Fructose malabsorption induces cholecystokinin expression in the ileum and cecum by changing microbiota composition and metabolism

Abstract

Current fructose consumption levels often overwhelm the intestinal capacity to absorb fructose. We investigated the impact of fructose malabsorption on intestinal endocrine function and addressed the role of the microbiota in this process. To answer this question, a mouse model of moderate fructose malabsorption [ketohexokinase mutant (KHK)^-/-] and wild-type (WT) littermate mice were used and received a 20%-fructose (KHK-F and WT-F) or 20%-glucose diet. Cholecystokinin (Cck) mRNA and protein expression in the ileum and cecum, as well as preproglucagon (Gcg) and neurotensin (Nts) mRNA expression in the cecum, increased in KHK-F mice. In KHK-F mice, triple-label immunohistochemistry showed major up-regulation of CCK in enteroendocrine cells (EECs) that were glucagon-like peptide-1 (GLP-1)⁺/Peptide YY (PYY^-) in the ileum and colon and GLP-1^-/PYY^- in the cecum. The cecal microbiota composition was drastically modified in the KHK-F in association with an increase in glucose, propionate, succinate, and lactate concentrations. Antibiotic treatment abolished fructose malabsorption-dependent induction of cecal Cck mRNA expression and, in mouse GLUTag and human NCI-H716 cells, Cck mRNA expression levels increased in response to propionate, both suggesting a microbiota-dependent process.

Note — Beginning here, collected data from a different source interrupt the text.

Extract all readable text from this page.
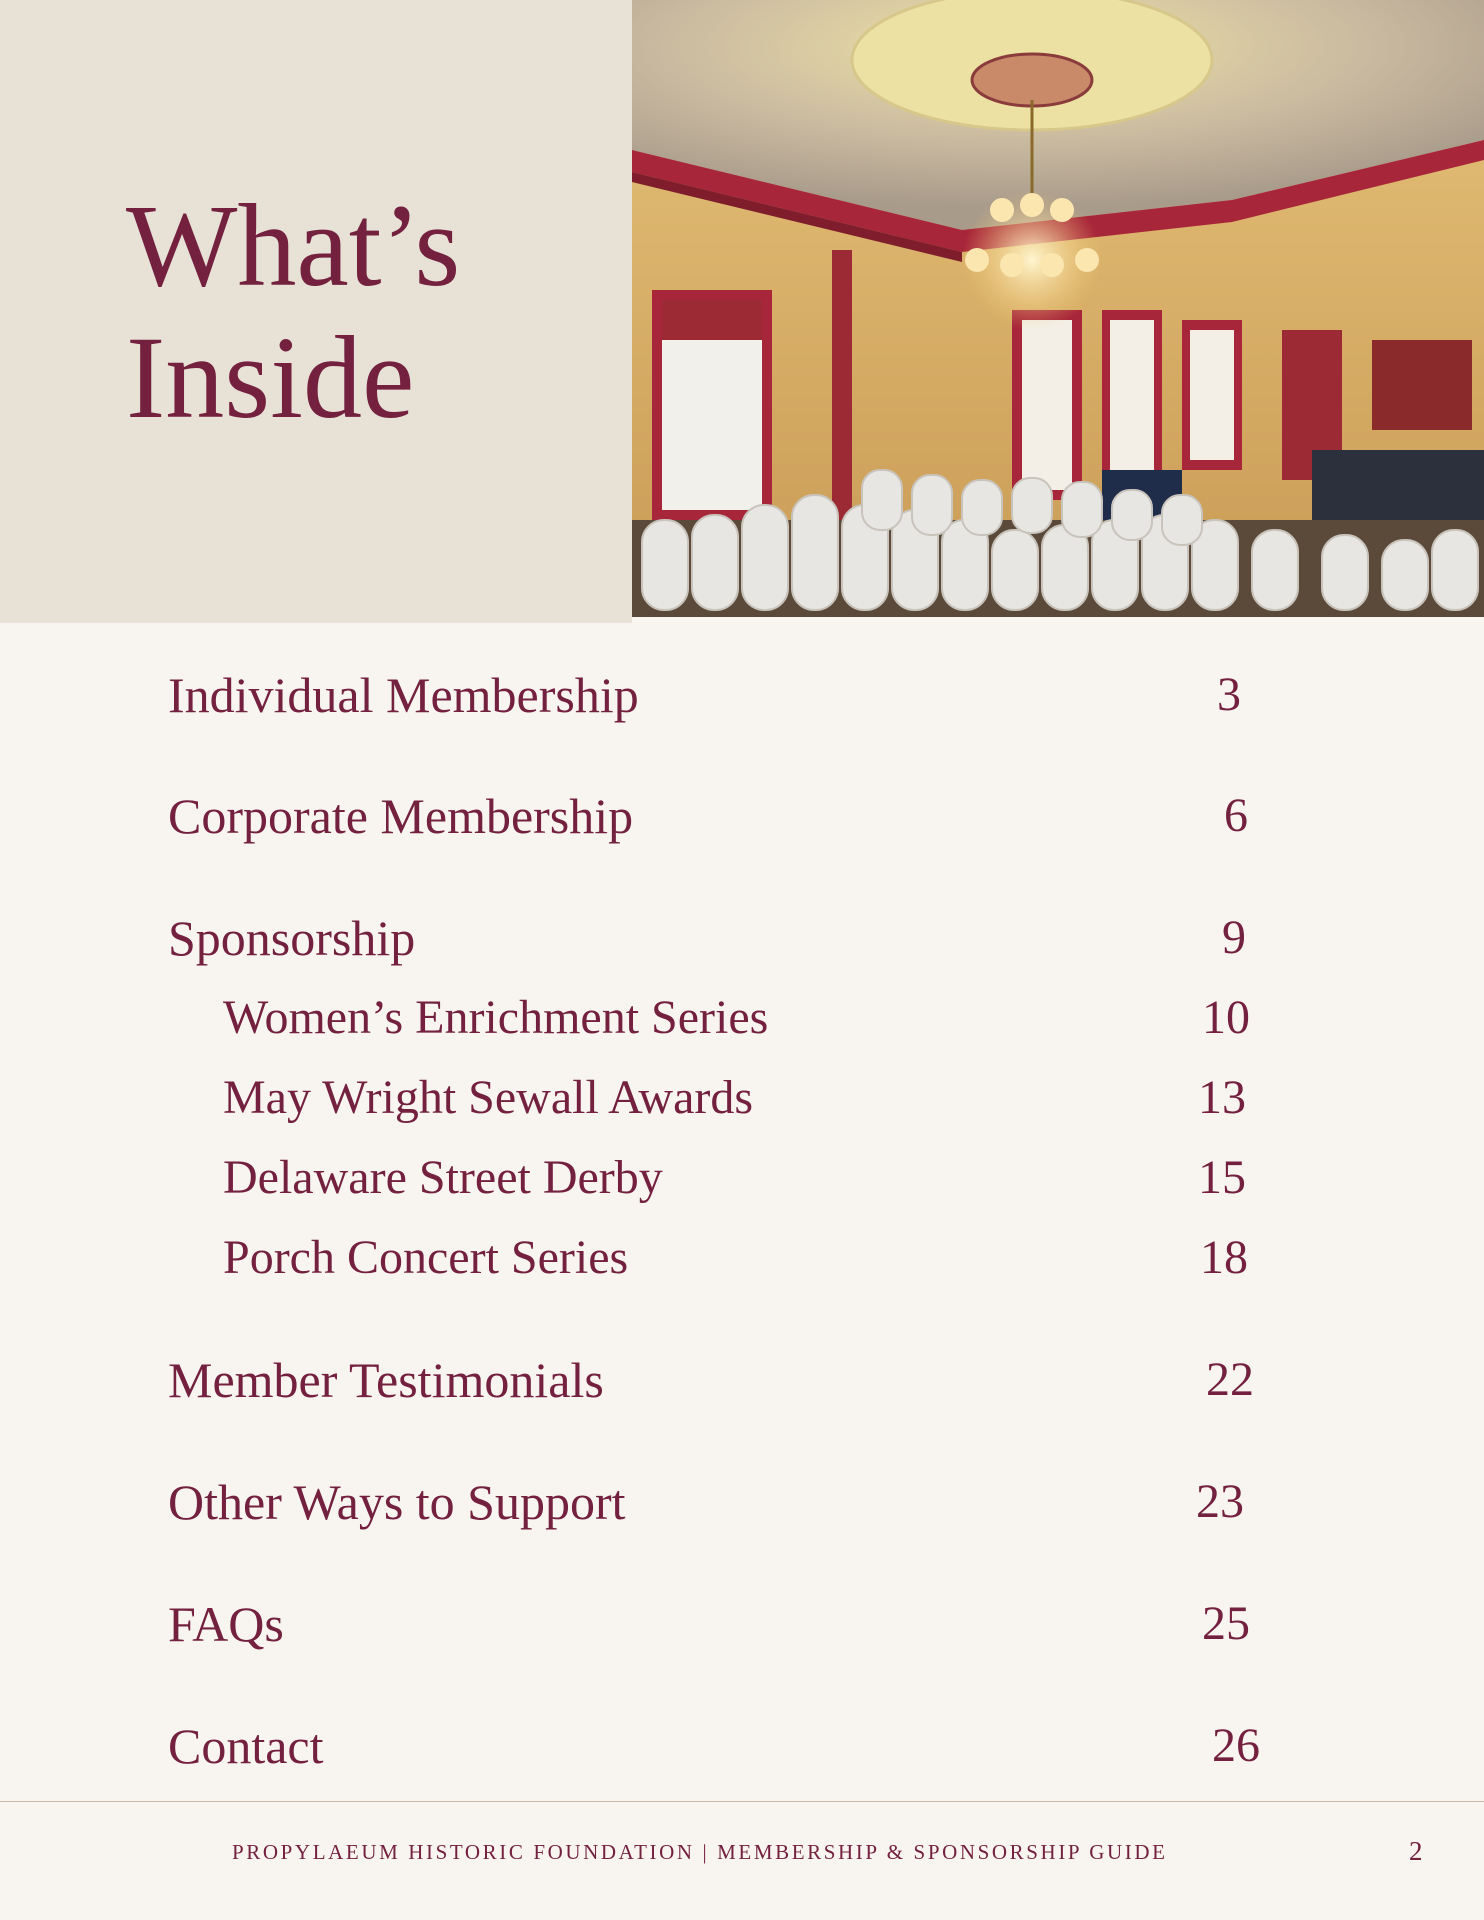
What’s
Inside
Individual Membership	3
Corporate Membership	6
Sponsorship	9
Women’s Enrichment Series	10
May Wright Sewall Awards	13
Delaware Street Derby	15
Porch Concert Series	18
Member Testimonials	22
Other Ways to Support	23
FAQs	25
Contact	26
PROPYLAEUM HISTORIC FOUNDATION | MEMBERSHIP & SPONSORSHIP GUIDE	2
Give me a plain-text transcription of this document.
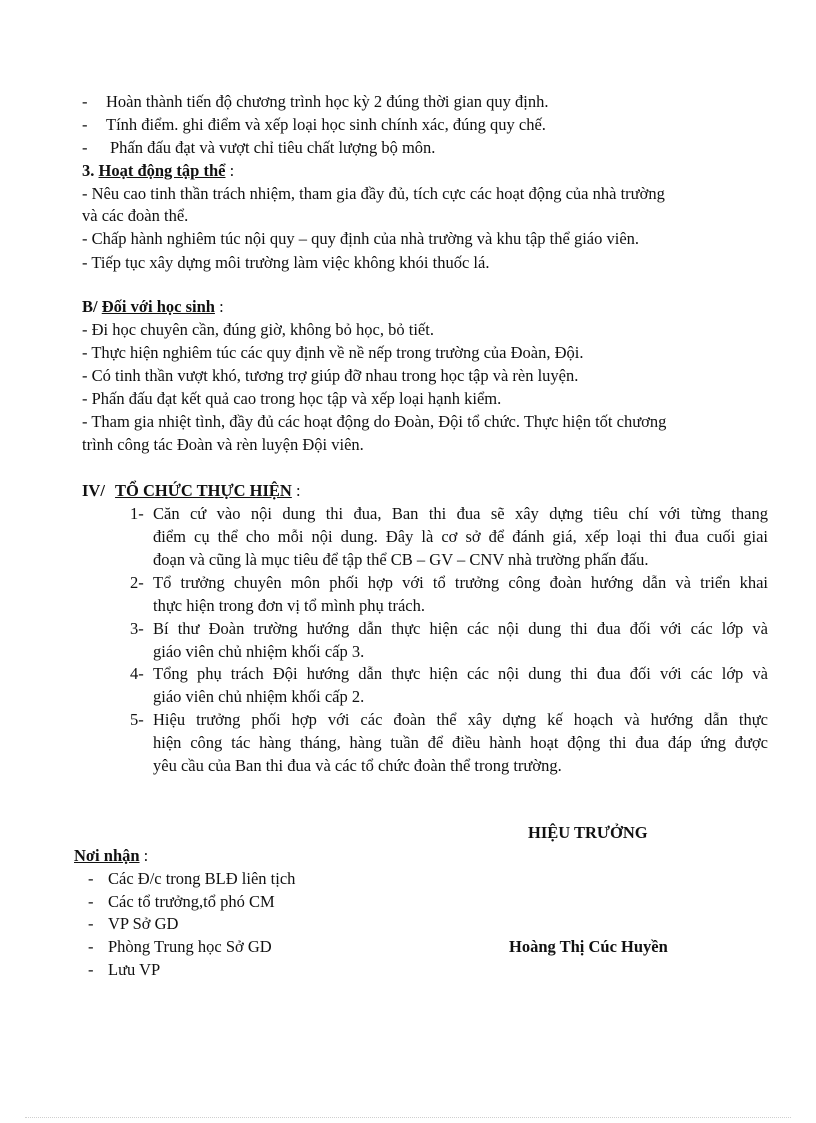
- Hoàn thành tiến độ chương trình học kỳ 2 đúng thời gian quy định.
- Tính điểm. ghi điểm và xếp loại học sinh chính xác, đúng quy chế.
- Phấn đấu đạt và vượt chỉ tiêu chất lượng bộ môn.
3. Hoạt động tập thể :
- Nêu cao tinh thần trách nhiệm, tham gia đầy đủ, tích cực các hoạt động của nhà trường
và các đoàn thể.
- Chấp hành nghiêm túc nội quy – quy định của nhà trường và khu tập thể giáo viên.
- Tiếp tục xây dựng môi trường làm việc không khói thuốc lá.
B/ Đối với học sinh :
- Đi học chuyên cần, đúng giờ, không bỏ học, bỏ tiết.
- Thực hiện nghiêm túc các quy định về nề nếp trong trường của Đoàn, Đội.
- Có tinh thần vượt khó, tương trợ giúp đỡ nhau trong học tập và rèn luyện.
- Phấn đấu đạt kết quả cao trong học tập và xếp loại hạnh kiểm.
- Tham gia nhiệt tình, đầy đủ các hoạt động do Đoàn, Đội tổ chức. Thực hiện tốt chương
trình công tác Đoàn và rèn luyện Đội viên.
IV/ TỔ CHỨC THỰC HIỆN :
1- Căn cứ vào nội dung thi đua, Ban thi đua sẽ xây dựng tiêu chí với từng thang
điểm cụ thể cho mỗi nội dung. Đây là cơ sở để đánh giá, xếp loại thi đua cuối giai
đoạn và cũng là mục tiêu để tập thể CB – GV – CNV nhà trường phấn đấu.
2- Tổ trưởng chuyên môn phối hợp với tổ trưởng công đoàn hướng dẫn và triển khai
thực hiện trong đơn vị tổ mình phụ trách.
3- Bí thư Đoàn trường hướng dẫn thực hiện các nội dung thi đua đối với các lớp và
giáo viên chủ nhiệm khối cấp 3.
4- Tổng phụ trách Đội hướng dẫn thực hiện các nội dung thi đua đối với các lớp và
giáo viên chủ nhiệm khối cấp 2.
5- Hiệu trưởng phối hợp với các đoàn thể xây dựng kế hoạch và hướng dẫn thực
hiện công tác hàng tháng, hàng tuần để điều hành hoạt động thi đua đáp ứng được
yêu cầu của Ban thi đua và các tổ chức đoàn thể trong trường.
HIỆU TRƯỞNG
Hoàng Thị Cúc Huyền
Nơi nhận :
- Các Đ/c trong BLĐ liên tịch
- Các tổ trưởng,tổ phó CM
- VP Sở GD
- Phòng Trung học Sở GD
- Lưu VP
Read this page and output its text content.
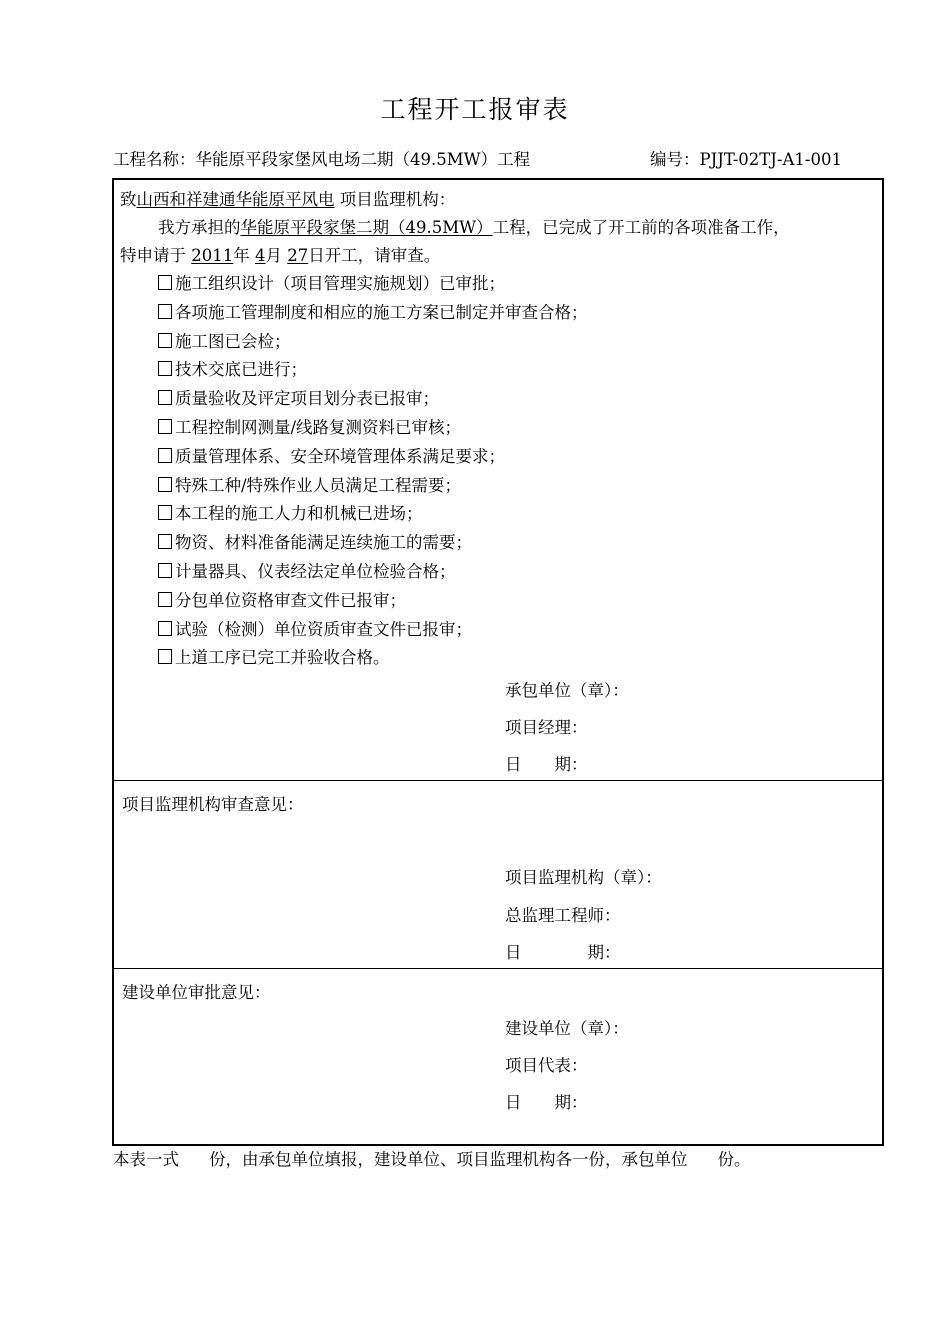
工程开工报审表
工程名称：华能原平段家堡风电场二期（49.5MW）工程	编号：PJJT-02TJ-A1-001
致山西和祥建通华能原平风电 项目监理机构：
我方承担的华能原平段家堡二期（49.5MW）工程，已完成了开工前的各项准备工作，
特申请于 2011年 4月 27日开工，请审查。
施工组织设计（项目管理实施规划）已审批；
各项施工管理制度和相应的施工方案已制定并审查合格；
施工图已会检；
技术交底已进行；
质量验收及评定项目划分表已报审；
工程控制网测量/线路复测资料已审核；
质量管理体系、安全环境管理体系满足要求；
特殊工种/特殊作业人员满足工程需要；
本工程的施工人力和机械已进场；
物资、材料准备能满足连续施工的需要；
计量器具、仪表经法定单位检验合格；
分包单位资格审查文件已报审；
试验（检测）单位资质审查文件已报审；
上道工序已完工并验收合格。
承包单位（章）：
项目经理：
日　　期：
项目监理机构审查意见：
项目监理机构（章）：
总监理工程师：
日　　　　期：
建设单位审批意见：
建设单位（章）：
项目代表：
日　　期：
本表一式 份，由承包单位填报，建设单位、项目监理机构各一份，承包单位 份。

Fructose reaching the lower intestine can modify the composition and metabolism of the microbiota, thereby stimulating the production of CCK from the EECs possibly in response to propionate.-Zhang, X., Grosfeld, A., Williams, E., Vasiliauskas, D., Barretto, S., Smith, L., Mariadassou, M., Philippe, C., Devime, F., Melchior, C., Gourcerol, G., Dourmap, N., Lapaque, N., Larraufie, P., Blottière, H. M., Herberden, C., Gerard, P., Rehfeld, J. F., Ferraris, R. P., Fritton, J. C., Ellero-Simatos, S., Douard, V. Fructose malabsorption induces cholecystokinin expression in the ileum and cecum by changing microbiota composition and metabolism.

Keywords: CCK; KHK; propionate.

Figure 1

KHK^−/− and WT mice were fed 20% fructose (KHK-F or WT-F) or 20% glucose diet (KHK-G or WT-G) for 8 wk. The mRNA expression levels of the main entero-hormones were measured in KHK-F, KHK-G, WT-F, and WT-G mice in the duodenum (A), the jejunum (B), the ileum, (C), the cecum (D), and the proximal colon (E). The relative values were normalized to WT-G levels (n = 6–8/group). All values are means ± sem. Means were compared by 1-way ANOVA followed by Tukey’s post hoc test. *P < 0.05, **P < 0.01, ***P < 0.001.

Figure 2

KHK^−/− and WT mice were fed 20% fructose (KHK-F and WT-F, respectively) for 8 wk. A–C) Distribution of CCK- (A), GLP-1- (B), and PYY-positive EECs (C) per section area (square millimeters) of mucosa in the ileum, cecum, and colon of KHK-F and WT-F. D) CCK peptide content in cecum tissue of KHK-F and WT-F. E–G′) Representative immunofluorescence staining of CCK-positive cells (red) in ileum (E, E′), cecum (F, F′), and colon (G, G′) of KHK-F (E, F, G) and WT-F (E′, F′, G′) mice (n = 5–6/group). Original magnification value, ×158. All values are means ± sem. Means were compared with Student’s t test. *P < 0.05, **P < 0.01, ***P < 0.001.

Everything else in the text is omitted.